La misura del mondo di Daniel Kehlmann
Ed. Universale Economica Feltrinelli

Mi sono avvicinato a questo libro con un po’ di timore, non sapendo bene se mi sarei trovato in un romanzo storico o in una biografia che pedissequamente seguisse la cronologia di vita dei personaggi.

E invece, con mio piacere, ho scoperto un racconto avvincente, che mi ha portato con cautela nelle scienze del XIX sec tramite la vita di due protagonisti: Alexander von Humboldt e Carl Friedrich Gauss.
Due personalità complementari, due vite apparentemente parallele che trovano, al termine, un punto di raccordo in un finale inatteso.
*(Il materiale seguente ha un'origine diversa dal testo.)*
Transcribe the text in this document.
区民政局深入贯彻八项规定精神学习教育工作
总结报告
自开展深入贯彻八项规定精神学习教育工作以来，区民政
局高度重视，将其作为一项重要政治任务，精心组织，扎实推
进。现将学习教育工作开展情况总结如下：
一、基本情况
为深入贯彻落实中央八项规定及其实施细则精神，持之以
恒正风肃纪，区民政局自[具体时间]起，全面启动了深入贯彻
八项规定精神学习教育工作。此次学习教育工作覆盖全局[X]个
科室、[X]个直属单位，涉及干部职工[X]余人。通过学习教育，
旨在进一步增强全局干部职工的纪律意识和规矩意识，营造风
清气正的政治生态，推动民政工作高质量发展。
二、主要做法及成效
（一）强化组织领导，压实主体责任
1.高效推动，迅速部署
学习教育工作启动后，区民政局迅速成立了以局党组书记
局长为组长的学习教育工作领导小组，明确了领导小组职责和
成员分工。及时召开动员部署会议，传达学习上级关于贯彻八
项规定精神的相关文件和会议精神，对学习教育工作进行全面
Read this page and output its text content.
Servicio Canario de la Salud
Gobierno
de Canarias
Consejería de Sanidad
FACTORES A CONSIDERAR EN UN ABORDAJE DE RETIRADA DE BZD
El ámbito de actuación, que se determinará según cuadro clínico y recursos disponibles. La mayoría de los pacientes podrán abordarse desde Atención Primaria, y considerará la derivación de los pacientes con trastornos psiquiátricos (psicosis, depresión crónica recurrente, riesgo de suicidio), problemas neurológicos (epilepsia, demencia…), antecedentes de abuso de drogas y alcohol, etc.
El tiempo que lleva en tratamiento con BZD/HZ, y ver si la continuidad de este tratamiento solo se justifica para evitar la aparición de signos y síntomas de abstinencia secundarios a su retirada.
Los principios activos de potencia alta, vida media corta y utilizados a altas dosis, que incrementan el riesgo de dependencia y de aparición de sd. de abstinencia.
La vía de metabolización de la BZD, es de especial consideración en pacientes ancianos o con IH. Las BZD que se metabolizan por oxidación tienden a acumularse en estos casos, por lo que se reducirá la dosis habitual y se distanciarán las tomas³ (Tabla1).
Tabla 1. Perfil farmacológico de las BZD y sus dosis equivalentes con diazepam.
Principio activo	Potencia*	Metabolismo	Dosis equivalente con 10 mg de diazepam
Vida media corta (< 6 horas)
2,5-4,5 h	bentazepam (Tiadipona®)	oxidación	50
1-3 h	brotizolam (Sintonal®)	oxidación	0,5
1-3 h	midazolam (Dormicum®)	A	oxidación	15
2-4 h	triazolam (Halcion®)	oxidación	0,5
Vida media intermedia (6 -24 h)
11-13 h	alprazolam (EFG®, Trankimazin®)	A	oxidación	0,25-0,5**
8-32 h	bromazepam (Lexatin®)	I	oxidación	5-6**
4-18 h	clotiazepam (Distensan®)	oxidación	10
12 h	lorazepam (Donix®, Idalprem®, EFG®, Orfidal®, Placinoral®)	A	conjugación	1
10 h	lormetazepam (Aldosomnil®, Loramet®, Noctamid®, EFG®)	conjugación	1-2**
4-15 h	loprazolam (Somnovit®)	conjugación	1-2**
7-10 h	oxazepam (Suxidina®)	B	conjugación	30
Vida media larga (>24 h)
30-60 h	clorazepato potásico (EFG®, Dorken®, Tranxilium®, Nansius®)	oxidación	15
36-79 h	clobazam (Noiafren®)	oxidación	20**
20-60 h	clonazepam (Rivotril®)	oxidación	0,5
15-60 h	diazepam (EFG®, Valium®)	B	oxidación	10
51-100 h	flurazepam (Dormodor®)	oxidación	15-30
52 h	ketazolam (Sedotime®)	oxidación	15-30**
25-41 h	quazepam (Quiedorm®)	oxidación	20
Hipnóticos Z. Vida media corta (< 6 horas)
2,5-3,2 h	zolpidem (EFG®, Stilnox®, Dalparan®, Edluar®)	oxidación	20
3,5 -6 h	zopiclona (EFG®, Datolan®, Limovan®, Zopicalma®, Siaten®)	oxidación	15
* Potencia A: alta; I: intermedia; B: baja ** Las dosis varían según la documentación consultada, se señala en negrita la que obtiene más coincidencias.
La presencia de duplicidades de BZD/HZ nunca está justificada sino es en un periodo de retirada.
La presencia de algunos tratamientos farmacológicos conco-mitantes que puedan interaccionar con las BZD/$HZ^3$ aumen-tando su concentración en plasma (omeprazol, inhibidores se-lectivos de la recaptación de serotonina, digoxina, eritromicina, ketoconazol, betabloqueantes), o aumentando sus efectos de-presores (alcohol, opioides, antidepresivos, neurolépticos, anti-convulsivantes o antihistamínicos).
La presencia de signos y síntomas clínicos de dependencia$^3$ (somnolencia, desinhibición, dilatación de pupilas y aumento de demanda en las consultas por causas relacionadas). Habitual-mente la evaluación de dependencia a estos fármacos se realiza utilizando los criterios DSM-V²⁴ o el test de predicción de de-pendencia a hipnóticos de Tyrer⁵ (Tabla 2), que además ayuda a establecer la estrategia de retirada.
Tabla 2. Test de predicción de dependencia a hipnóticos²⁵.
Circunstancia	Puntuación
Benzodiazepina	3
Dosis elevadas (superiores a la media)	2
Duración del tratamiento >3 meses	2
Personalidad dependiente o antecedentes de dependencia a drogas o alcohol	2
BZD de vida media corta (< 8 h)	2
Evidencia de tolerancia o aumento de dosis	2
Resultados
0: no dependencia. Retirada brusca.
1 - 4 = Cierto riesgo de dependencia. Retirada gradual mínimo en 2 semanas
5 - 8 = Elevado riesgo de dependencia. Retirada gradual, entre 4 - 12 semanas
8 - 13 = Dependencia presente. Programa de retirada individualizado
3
Mi ha entusiasmato ritrovarmi nel romantico approccio scientifico che muoveva la ricerca dell’epoca. Nonostante i limiti tecnologici e geopolitici del tempo, i protagonisti trovano – ciascuno a modo loro – il modo di seguire il proprio istinto, la propria scienza, con quella ingenua curiosità che univa le menti più eccelse in conviviali salotti, nella convinzione inscalfibile della propria ragione.
Anche se possono apparire nelle prime pagine come burberi misantropi accecati dalla propria gloria, gli scienziati si riveleranno incautamente introspettivi seppure rigidamente impostati nelle formalità e archetipi della società.

Mentre Gauss, con la sua fragilità emotiva è alla costante ricerca di un sostegno al suo fianco che lo sollevi dalle inezie organizzative della sua monotona quotidianità e gli consenta di concentrarsi sulle teorie matematiche che di volta in volta accendono il suo interesse, sfuggendo alla mondanità della fama, l’esploratore Humboldt non riesce a trovare pace nella staticità di un luogo, di un prestigioso incarico, che non lo porti in un costante viaggio a scoprire il mondo, catalogando e misurando la realtà in ogni luogo, mettendosi in costante competizione con i propri limiti mentali e fisici.
E’ proprio in questa apparente contrapposizione di atteggiamenti che i due protagonisti presentano al lettore le proprie motivazioni su come ci si dovrebbe approcciare alla vita scientifica, con quella vocazione quasi trascendentale che – solo alla fine del libro – inizia a trasparire fra i paragrafi.

Sebbene entrambi concordino sul fatto che la scienza debba misurare il mondo ed i fatti, si contrappongono nella scala in cui cercano tale approccio. Gauss chiuso staticamente all’interno di locali di misurazione mentre Humboldt in costante viaggio tra impervie e proibitive vie nel mondo con al seguito il fedele Aimé Bonpland, la cui figura viene messa costantemente in ombra dalla personalità predominante del barone tedesco.

Consiglierei questa lettura a coloro che vogliono assaporare l’approccio romantico, lento, che muoveva la ricerca scientifica in quei secoli, segnata da quella sorta di cavalleresca audacia che troviamo solo nei pensatori di quell’epoca.
Oggi credo faccia bene evocare ogni tanto queste storie, per cercare anche una rinnovata lentezza a cui la ragione deve ambire, offrendogli la serenità per trovare quelle associazioni di pensiero che hanno caratterizzato le scienze dell’epoca, collegando etica e scienza in un approccio olistico ed entropatico.